You started junior kindergarten.
And continued the tradition of going to Day’s after school.
I got to come visit you at school a few times and play.
You are also very close with your cousin, Aaron.
Your coat really made your Halloween costume sing.
We got a lot of snow this winter. You are like me when it comes to snow – you want to play in it for about ten minutes then come inside, drink hot cocoa, and admire the beauty from a window in your warm jammies.
On Christmas you fell asleep with your reindeer antlers on, waiting for Santa.
You really rocked the bear hat. You also started taking ukulele lessons after getting one for Christmas.
We had our annual New Years Eve party, and being the extrovert you are, you were in your element. Long after the other kids had dropped one by one, we decided to let you and Grace stay up as long as you wanted. You built things and kicked it until about 3am.
You went to your first UofL game. Go CARDS!
All those things happened, and they were all funny and sweet and sad and scary. Yet there are so many things about you at age four that those moments don’t capture.

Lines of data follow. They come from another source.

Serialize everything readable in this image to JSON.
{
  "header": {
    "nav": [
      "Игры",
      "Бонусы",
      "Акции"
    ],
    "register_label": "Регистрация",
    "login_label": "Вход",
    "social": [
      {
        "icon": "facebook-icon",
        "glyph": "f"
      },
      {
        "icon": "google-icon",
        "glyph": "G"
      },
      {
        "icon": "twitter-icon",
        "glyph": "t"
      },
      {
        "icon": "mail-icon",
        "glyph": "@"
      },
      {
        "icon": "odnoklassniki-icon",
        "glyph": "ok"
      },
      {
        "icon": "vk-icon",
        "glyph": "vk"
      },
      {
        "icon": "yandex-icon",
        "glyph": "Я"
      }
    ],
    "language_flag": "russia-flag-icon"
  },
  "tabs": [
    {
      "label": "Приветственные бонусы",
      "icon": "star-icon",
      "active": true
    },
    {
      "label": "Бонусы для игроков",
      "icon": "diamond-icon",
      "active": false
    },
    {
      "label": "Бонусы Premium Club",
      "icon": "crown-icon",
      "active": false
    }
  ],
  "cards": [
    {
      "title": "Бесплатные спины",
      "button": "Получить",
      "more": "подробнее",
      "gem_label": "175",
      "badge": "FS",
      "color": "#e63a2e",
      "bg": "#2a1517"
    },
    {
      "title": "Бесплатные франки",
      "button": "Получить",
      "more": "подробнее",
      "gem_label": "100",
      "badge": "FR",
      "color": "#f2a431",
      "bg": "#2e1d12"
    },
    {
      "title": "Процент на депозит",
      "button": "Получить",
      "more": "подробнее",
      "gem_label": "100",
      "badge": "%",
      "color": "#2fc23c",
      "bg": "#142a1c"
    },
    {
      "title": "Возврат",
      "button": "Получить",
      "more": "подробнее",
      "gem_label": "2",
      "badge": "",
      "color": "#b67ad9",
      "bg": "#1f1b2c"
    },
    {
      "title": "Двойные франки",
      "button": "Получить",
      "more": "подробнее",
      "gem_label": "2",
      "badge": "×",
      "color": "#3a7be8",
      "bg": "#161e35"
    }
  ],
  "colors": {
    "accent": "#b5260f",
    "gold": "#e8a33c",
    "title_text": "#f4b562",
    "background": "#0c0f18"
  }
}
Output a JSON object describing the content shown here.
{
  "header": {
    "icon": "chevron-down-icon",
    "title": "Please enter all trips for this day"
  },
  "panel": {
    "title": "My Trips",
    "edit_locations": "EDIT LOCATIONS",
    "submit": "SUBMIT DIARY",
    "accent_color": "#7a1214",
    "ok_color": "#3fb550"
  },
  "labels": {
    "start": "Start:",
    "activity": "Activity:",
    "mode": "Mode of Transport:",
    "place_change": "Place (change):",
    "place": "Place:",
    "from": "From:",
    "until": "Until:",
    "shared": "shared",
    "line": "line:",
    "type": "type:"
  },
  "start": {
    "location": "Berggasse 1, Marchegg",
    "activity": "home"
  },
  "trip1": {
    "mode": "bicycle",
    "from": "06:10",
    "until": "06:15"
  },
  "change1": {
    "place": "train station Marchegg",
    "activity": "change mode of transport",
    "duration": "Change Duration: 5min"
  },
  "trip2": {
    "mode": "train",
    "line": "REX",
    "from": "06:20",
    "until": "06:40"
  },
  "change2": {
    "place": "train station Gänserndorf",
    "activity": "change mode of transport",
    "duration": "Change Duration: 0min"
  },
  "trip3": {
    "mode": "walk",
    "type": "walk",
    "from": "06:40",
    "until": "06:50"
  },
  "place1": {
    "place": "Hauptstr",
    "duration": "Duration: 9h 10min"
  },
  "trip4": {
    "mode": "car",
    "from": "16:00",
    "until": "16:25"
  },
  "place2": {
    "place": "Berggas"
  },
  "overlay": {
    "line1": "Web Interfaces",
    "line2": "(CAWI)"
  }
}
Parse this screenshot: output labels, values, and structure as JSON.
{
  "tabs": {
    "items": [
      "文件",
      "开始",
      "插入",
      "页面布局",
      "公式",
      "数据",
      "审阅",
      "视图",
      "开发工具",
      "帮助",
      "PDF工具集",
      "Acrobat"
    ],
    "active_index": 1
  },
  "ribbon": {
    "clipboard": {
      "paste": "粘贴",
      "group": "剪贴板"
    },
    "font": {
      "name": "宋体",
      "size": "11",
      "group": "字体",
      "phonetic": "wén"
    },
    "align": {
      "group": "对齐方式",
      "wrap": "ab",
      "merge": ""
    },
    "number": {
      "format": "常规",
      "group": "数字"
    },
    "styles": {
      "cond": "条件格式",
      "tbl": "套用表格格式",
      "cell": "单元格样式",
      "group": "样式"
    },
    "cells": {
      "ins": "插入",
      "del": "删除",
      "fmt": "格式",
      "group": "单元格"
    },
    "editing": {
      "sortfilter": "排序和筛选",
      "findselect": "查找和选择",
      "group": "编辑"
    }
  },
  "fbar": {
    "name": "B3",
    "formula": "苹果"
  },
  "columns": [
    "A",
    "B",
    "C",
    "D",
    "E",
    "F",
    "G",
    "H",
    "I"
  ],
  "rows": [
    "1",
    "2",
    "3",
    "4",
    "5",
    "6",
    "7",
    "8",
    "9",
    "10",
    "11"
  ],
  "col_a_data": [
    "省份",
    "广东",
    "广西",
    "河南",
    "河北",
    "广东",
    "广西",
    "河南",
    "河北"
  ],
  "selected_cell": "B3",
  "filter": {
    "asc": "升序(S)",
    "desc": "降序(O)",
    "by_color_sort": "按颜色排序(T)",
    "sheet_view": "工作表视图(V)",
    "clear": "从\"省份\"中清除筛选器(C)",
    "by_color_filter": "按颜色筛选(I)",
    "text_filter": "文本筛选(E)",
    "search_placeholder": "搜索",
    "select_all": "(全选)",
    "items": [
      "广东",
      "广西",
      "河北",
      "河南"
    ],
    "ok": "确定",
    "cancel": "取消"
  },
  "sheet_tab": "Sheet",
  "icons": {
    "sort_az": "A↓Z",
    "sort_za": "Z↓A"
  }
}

Your determination, like teaching yourself to do a handstand.
The great faces you make.
The way your handwriting improved.
Your mad building skills, which only improve each time I write one of these letters.
Of course, you’re learning from the master. This is the kind of thing your pawpaw sets up for you:
Your sweet moves and killer poses.
You are naturally curious about the world. You ask questions far beyond your years. You have an uncanny ability to see things about people and the world around you. You keep us on our toes. Driving home from Chris and Jennie’s one night you out of the blue asked us a series of questions about homelessness.
This was the year you discovered legos. Your brother was more than willing to show you the way of the lego master.
We got a dog. You loved him immediately.
You will talk to anyone. You are an extrovert. There is no such thing as a stranger in the world of Sam. That’s how you made friends with Nick while waiting for your ukulele lesson to start, and he now lets you play his guitars before lessons.
I am happy to report that you still want to spend every waking – and sleeping – hour with Sirius. He is your best friend.
I’ve written this before, how in a world where a lot of people walk or run, you fly. When I close my eyes, that’s how I see you.
Sometimes we butt heads because we are so much alike. Sometimes our arguments devolve into yelling and your dad has to intervene. But no matter how many times we argue or cry there is no one on this earth I love more than you. It is a privilege to be your mother, to watch you grow, and to write another one of these letters, no matter how hard it is to get the words out.
I love you, sweet boy. All the way to Pluto.